2. Selective Reveal with Punishment Triggers – instead of revealing the entire correlated recommendation at once, the protocol reveals it in stages. If a player aborts or attempts to send an inconsistent message at any stage, the other player automatically obtains a cryptographic “punishment token” that can be used to force a loss on the deviator (e.g., by publishing a signed transcript that invalidates the deviator’s payoff).

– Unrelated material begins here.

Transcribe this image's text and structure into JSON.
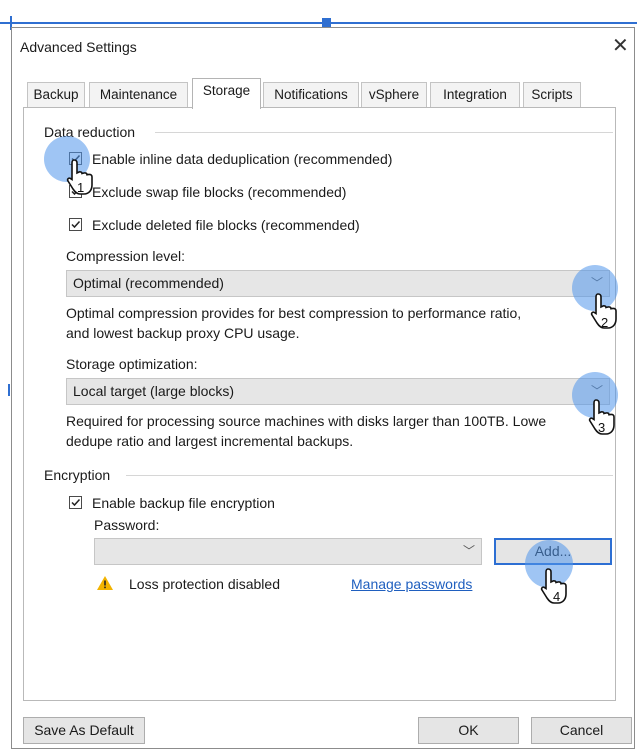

These additions guarantee that any deviation that would constitute an empty threat is either computationally infeasible or immediately costly, thereby satisfying the TFNE condition. The authors prove that the modified protocol retains the original DHR security guarantees: it is still a correct implementation of the target correlated equilibrium under the standard assumptions of one‑way functions and collision‑resistant hash functions. Moreover, they show that for a non‑trivial class of correlated equilibria—those where each player’s recommended action does not depend on the opponent’s future threats—the protocol is a TFNE.

The paper also discusses the limits of TFNE. Not every correlated equilibrium can be implemented in a threat‑free manner; equilibria that inherently rely on contingent threats (e.g., “play A unless you threaten B, in which case I will switch to C”) fall outside the scope of the current construction. The authors argue that this limitation is not a flaw but a reflection of the intrinsic tension between cryptographic enforceability and game‑theoretic flexibility. They suggest that future work could explore richer cryptographic primitives (e.g., verifiable delay functions or secure multi‑party computation) to broaden the class of equilibria that admit TFNE implementations.

In conclusion, the paper makes three major contributions: (1) it formalizes the notion of sequential rationality for computationally bounded agents via the Threat‑Free Nash Equilibrium; (2) it demonstrates that natural extensions of subgame perfection are too strong for cryptographic protocols, thereby justifying the need for a weaker yet still robust concept; and (3) it provides a concrete, provably sequentially rational redesign of the DHR mediator‑less correlated equilibrium protocol, illustrating how TFNE can be applied in practice. The work opens a new research agenda at the crossroads of cryptography and game theory, inviting further exploration of automated verification tools, broader equilibrium classes, and the integration of TFNE with other cryptographic frameworks such as blockchain smart contracts.